Walau tak terlihat langsung, badai luar angkasa meninggalkan jejak berupa aurora spiral yang terekam satelit dan instrumen di darat. Data dari stasiun pemantau di Greenland dan Kutub Utara Kanada menunjukkan adanya gangguan GPS, fluktuasi medan magnet, dan peningkatan kepadatan elektron. Kondisi yang dapat mengganggu navigasi satelit, komunikasi, dan transmisi radio.
Bukan Anomali Langka
Sebelum 2021, ilmuwan hanya menduga badai seperti ini ada, namun kekurangan data untuk membuktikannya. Studi ini menjadi rekonstruksi paling detail berkat kombinasi pengamatan dari berbagai satelit dan instrumen darat.
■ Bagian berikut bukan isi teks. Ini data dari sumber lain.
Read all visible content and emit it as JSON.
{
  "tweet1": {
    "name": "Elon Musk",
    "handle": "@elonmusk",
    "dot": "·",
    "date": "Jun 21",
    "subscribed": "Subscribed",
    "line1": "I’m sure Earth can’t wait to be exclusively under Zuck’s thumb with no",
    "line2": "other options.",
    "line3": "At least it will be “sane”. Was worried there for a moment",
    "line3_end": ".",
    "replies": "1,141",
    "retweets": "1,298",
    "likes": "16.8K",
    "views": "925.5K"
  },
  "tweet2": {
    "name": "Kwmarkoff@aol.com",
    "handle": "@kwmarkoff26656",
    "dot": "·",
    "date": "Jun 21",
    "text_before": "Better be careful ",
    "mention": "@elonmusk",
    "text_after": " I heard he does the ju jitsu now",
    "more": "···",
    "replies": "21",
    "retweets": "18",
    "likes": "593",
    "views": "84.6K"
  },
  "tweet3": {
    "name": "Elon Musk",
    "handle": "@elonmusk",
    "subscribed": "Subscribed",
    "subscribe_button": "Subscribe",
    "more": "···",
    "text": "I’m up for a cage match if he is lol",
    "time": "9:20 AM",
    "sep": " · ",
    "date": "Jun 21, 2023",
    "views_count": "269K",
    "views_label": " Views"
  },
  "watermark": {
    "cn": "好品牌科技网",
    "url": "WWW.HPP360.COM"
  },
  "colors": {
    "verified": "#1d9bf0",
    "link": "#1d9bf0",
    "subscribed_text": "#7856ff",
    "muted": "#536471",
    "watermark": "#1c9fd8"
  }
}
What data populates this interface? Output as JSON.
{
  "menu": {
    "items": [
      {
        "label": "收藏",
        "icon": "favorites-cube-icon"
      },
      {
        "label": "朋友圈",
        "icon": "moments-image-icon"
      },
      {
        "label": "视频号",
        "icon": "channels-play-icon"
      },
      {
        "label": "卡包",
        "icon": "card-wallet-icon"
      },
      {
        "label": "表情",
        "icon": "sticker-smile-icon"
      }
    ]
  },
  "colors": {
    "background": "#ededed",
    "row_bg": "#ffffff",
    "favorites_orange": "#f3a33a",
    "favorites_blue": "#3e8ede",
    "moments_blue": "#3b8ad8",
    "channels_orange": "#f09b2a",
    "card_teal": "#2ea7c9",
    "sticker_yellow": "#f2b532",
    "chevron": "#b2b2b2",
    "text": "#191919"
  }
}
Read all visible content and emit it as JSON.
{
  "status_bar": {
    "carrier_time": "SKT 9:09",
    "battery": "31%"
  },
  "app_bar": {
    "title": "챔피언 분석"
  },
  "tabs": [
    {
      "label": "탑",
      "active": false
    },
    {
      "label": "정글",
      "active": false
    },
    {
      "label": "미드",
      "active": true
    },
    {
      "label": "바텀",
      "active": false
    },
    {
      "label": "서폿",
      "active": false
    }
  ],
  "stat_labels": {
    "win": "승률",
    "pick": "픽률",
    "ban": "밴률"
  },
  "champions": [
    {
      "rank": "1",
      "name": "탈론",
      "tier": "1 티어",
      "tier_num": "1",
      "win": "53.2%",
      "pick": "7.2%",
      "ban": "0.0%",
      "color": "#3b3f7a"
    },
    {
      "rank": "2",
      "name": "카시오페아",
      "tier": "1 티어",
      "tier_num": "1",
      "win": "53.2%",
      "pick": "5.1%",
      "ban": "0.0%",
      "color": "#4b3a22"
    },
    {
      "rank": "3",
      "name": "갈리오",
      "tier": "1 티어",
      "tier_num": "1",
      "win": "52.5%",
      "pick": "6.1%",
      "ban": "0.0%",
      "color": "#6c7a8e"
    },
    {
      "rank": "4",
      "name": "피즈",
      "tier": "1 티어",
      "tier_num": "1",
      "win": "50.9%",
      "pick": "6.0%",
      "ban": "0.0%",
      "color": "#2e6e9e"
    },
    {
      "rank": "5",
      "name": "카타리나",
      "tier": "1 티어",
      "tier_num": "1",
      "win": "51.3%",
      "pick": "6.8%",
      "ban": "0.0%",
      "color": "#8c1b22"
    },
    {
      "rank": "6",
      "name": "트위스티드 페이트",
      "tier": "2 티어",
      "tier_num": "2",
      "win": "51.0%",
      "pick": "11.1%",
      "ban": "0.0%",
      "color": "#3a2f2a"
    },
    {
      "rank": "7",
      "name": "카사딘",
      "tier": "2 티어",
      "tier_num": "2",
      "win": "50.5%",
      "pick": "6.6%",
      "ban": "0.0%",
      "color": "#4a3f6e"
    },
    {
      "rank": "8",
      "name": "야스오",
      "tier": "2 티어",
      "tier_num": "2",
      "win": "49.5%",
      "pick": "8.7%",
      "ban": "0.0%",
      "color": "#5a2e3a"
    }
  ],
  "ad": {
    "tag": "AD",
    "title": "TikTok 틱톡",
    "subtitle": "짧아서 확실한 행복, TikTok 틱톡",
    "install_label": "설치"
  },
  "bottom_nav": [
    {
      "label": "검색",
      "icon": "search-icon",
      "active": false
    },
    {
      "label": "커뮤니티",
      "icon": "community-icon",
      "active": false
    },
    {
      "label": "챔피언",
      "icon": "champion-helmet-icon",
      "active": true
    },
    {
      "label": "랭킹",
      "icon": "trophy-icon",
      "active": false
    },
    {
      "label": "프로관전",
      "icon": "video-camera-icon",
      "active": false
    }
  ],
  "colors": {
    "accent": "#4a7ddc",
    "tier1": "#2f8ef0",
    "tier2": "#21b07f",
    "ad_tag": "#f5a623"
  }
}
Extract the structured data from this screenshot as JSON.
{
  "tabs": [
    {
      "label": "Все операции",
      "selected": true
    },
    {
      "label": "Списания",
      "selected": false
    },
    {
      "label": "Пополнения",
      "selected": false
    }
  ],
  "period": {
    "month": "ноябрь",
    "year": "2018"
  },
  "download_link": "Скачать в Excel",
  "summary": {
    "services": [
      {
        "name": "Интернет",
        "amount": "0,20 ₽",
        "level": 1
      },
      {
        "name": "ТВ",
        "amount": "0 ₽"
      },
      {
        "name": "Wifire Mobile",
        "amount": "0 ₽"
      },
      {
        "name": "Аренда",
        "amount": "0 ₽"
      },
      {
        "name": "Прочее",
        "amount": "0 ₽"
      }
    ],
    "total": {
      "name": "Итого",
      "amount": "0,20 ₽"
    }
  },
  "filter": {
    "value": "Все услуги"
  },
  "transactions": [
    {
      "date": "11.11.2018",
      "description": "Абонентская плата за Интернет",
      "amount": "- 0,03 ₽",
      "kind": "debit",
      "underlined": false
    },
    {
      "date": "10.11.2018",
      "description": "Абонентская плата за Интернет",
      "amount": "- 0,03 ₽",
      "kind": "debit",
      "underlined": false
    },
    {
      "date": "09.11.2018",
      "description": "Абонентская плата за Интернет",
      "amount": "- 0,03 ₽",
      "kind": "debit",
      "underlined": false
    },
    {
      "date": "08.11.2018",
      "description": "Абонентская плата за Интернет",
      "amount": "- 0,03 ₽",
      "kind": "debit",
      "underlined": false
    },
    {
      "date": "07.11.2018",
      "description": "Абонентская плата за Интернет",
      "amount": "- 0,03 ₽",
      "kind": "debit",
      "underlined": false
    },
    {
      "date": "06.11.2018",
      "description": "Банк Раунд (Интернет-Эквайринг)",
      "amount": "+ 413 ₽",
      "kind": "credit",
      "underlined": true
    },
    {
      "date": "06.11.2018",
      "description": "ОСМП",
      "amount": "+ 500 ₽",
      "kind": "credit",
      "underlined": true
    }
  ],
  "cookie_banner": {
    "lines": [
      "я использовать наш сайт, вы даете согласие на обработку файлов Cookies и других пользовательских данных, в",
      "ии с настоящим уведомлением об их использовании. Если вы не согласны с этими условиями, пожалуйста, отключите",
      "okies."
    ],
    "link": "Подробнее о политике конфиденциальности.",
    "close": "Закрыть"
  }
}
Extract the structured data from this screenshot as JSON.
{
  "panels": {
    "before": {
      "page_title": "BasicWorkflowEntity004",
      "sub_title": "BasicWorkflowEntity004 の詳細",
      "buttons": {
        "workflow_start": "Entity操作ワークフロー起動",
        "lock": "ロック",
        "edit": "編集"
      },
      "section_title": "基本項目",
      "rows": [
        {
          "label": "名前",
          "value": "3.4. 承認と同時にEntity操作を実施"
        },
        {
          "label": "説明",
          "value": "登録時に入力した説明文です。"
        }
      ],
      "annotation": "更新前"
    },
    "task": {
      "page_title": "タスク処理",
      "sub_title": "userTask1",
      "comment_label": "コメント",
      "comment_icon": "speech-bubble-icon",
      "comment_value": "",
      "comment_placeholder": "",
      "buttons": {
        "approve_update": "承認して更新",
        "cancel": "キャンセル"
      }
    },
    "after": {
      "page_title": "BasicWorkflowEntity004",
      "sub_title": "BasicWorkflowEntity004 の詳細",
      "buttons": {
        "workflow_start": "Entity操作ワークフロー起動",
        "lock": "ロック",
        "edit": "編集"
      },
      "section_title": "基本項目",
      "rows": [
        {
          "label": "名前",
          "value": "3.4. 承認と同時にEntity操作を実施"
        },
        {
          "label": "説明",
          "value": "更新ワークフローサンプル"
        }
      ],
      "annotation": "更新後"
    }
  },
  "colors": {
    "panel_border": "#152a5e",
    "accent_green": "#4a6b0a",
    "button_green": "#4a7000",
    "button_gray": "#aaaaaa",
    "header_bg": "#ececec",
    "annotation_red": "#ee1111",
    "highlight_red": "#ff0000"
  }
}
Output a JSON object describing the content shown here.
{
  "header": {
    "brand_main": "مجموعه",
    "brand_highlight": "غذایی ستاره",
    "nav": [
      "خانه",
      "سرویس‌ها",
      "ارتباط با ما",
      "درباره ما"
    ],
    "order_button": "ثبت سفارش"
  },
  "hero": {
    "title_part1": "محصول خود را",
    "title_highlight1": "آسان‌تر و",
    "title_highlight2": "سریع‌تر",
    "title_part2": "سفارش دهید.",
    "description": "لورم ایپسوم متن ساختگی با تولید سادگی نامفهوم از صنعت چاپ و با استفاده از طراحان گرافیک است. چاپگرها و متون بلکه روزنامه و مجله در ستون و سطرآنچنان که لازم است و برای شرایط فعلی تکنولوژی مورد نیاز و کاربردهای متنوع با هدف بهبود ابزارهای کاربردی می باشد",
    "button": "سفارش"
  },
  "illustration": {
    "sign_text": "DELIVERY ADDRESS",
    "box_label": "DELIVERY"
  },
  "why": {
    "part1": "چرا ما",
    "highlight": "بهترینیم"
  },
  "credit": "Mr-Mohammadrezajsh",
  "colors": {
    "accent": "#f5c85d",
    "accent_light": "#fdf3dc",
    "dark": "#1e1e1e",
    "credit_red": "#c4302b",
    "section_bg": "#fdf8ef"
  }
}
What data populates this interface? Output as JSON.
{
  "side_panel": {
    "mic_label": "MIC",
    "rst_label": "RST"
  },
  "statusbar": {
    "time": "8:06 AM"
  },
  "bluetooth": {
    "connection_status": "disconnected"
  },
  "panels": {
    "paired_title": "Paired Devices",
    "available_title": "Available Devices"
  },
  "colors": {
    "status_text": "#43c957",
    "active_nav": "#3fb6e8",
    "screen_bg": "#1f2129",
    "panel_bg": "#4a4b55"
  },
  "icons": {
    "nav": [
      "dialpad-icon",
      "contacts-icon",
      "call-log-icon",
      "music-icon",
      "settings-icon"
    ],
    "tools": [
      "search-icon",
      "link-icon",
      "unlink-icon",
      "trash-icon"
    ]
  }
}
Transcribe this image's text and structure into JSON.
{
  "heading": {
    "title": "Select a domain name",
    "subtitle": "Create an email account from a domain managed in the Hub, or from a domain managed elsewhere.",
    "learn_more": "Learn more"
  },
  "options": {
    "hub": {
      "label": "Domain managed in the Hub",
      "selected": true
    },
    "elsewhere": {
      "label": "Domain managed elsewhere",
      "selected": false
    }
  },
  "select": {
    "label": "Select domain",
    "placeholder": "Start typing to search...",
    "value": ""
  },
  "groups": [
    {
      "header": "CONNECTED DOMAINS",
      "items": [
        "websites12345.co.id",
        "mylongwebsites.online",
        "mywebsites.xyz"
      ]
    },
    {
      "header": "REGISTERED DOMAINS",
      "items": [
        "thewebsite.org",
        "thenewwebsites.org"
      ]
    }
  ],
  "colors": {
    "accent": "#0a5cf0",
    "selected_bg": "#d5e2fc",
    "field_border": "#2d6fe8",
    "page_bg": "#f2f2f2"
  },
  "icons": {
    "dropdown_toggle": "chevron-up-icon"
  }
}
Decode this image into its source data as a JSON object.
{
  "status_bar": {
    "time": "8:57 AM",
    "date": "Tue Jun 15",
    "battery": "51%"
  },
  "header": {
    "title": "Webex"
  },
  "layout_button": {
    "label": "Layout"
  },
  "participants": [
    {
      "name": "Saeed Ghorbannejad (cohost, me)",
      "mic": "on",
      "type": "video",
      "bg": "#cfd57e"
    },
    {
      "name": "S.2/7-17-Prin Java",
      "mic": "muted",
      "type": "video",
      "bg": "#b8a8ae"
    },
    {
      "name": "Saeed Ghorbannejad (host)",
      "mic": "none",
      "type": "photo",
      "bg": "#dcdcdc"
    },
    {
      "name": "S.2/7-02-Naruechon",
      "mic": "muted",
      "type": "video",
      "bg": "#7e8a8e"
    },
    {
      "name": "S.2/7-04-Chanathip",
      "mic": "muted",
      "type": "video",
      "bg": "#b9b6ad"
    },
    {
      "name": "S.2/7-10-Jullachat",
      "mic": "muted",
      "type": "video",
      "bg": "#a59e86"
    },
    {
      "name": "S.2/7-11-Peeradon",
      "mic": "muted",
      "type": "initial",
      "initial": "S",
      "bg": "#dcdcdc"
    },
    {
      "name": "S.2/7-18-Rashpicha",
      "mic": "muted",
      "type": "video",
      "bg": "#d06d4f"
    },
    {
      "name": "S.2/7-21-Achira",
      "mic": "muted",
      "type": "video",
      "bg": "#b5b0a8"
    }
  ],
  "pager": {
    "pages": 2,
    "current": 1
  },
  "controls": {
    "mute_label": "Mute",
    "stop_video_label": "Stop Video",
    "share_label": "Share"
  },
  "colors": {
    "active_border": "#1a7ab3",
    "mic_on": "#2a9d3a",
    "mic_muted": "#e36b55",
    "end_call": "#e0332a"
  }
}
Awalnya dianggap kejadian langka, penelitian lanjutan justru menemukan badai luar angkasa bisa terjadi di kedua belahan Bumi, biasanya pada musim panas, dan mungkin mencapai 10 kali setahun. Meski dapat mengganggu satelit dan puing antariksa, fenomena ini tidak membahayakan kehidupan di Bumi. (Live Science/Z-2)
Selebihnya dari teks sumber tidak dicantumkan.